Dopo un decennio, nel 2012, l’accusa di cannibalismo venne da Goma, capitale del Nord Kivu, dove in una notte di dicembre cinque persone furono linciate dopo un regolamento di conti, i cui cadaveri furono bruciati e, stando ad un video raccolto da “France 24”, i cui brandelli furono mangiati da alcune persone sotto effetto di alcool e droga. L’anno dopo, nel settembre 2013, l’accusa di cannibalismo si levò a Pinga, sempre nel Nord Kivu, stavolta ad opera della milizia NDC (Nduma defence of Congo) di Tabo Ntaberi, alias Cheka: in questo caso, i combattenti che controllavano la zona uccidevano gli intrusi e mutilavano i loro corpi, praticando il cannibalismo, secondo le voci, soprattutto contro i miliziani dell’APCLS (Alleanza dei patrioti per un Congo libero e sovrano) e delle FDLR (Forze democratiche per la liberazione del Rwanda).

Costruzione di alterità e identità
Come sostiene l’antropologo Monder Kilani, “l’orizzonte cannibale […] è un elemento costitutivo della cultura, di tutte le culture in diverso grado”, cioè produce pratiche sociali, culturali, politiche e religiose, ma soprattutto è inquadrabile come un meccanismo capace di costruire identità e alterità, si delimitano i confini del “noi” dagli “altri”, degli “uguali” dai “diversi”: con l’atto cannibalico ci si presenta e ci si rappresenta, si costruiscono modelli di relazione con gli altri, con la vita e con la morte. È, ovviamente, una pratica estrema che si realizza o è pensabile solo in condizioni estreme come quelle della guerra permanente, della miseria inestirpabile e dello sfruttamento strutturale. In “Tristi Tropici”, Claude Lévi-Strauss ritiene che l’antropofagia non sia dovuta a necessità alimentari, bensì a una “fame violenta [di cui] nessuna società è moralmente protetta; la fame può spingere gli uomini a mangiare qualsiasi cosa”.

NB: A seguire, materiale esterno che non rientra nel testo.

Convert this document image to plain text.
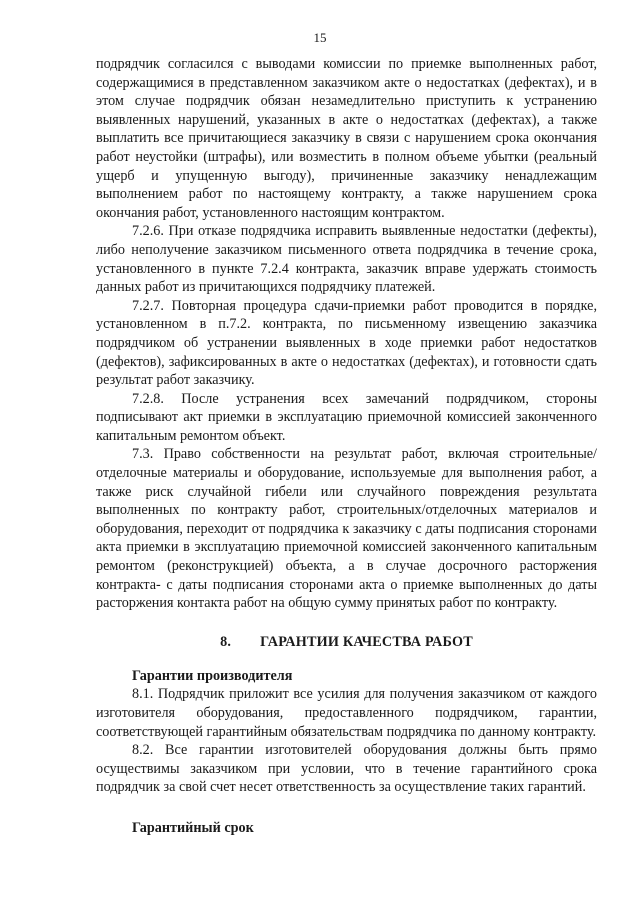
15

подрядчик согласился с выводами комиссии по приемке выполненных работ, содержащимися в представленном заказчиком акте о недостатках (дефектах), и в этом случае подрядчик обязан незамедлительно приступить к устранению выявленных нарушений, указанных в акте о недостатках (дефектах), а также выплатить все причитающиеся заказчику в связи с нарушением срока окончания работ неустойки (штрафы), или возместить в полном объеме убытки (реальный ущерб и упущенную выгоду), причиненные заказчику ненадлежащим выполнением работ по настоящему контракту, а также нарушением срока окончания работ, установленного настоящим контрактом.

7.2.6. При отказе подрядчика исправить выявленные недостатки (дефекты), либо неполучение заказчиком письменного ответа подрядчика в течение срока, установленного в пункте 7.2.4 контракта, заказчик вправе удержать стоимость данных работ из причитающихся подрядчику платежей.

7.2.7. Повторная процедура сдачи-приемки работ проводится в порядке, установленном в п.7.2. контракта, по письменному извещению заказчика подрядчиком об устранении выявленных в ходе приемки работ недостатков (дефектов), зафиксированных в акте о недостатках (дефектах), и готовности сдать результат работ заказчику.

7.2.8. После устранения всех замечаний подрядчиком, стороны подписывают акт приемки в эксплуатацию приемочной комиссией законченного капитальным ремонтом объект.

7.3. Право собственности на результат работ, включая строительные/отделочные материалы и оборудование, используемые для выполнения работ, а также риск случайной гибели или случайного повреждения результата выполненных по контракту работ, строительных/отделочных материалов и оборудования, переходит от подрядчика к заказчику с даты подписания сторонами акта приемки в эксплуатацию приемочной комиссией законченного капитальным ремонтом (реконструкцией) объекта, а в случае досрочного расторжения контракта- с даты подписания сторонами акта о приемке выполненных до даты расторжения контакта работ на общую сумму принятых работ по контракту.

8. ГАРАНТИИ КАЧЕСТВА РАБОТ
Гарантии производителя

8.1. Подрядчик приложит все усилия для получения заказчиком от каждого изготовителя оборудования, предоставленного подрядчиком, гарантии, соответствующей гарантийным обязательствам подрядчика по данному контракту.

8.2. Все гарантии изготовителей оборудования должны быть прямо осуществимы заказчиком при условии, что в течение гарантийного срока подрядчик за свой счет несет ответственность за осуществление таких гарантий.

Гарантийный срок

Quella fame è dovuta a ingiustizia e abbandono, umiliazione e prevaricazione; tuttavia, ha un corollario: a prescindere dalla sua veridicità, infatti, l’accusa di cannibalismo intende aggiungere un di più all’orrore, anche quando riguarda soldati spietati e miliziani violenti o folle inebriate di vendetta, una quota di disgusto fatto di crudeltà, razzismo e credenze soprannaturali che porterebbero a fare scempio dei corpi, oltre che delle vite. In altre parole, l’accusa di cannibalismo è la più infamante, quella che permette una stigmatizzazione concreta del diverso, all’interno di un processo che, al contempo, produce sia alterità che identità.
La violenza dell’iniquità e dello sfruttamento, che da decenni insanguina le province orientali congolesi, devasta tutto: vite e speranze, relazioni e sguardi, sprofondando quel che rimane dell’umano in un’infinita catena di vessazioni e rivalse. È una fame che divora se stessa, come una morte che non muore e una guerra che non passa; è un abisso che non consente neanche quel che auspicava Wislawa Symborska dopo ogni guerra, ossia che qualcuno ripulisca, che possa “spingere le macerie ai bordi delle strade per far passare i carri pieni di cadaveri”.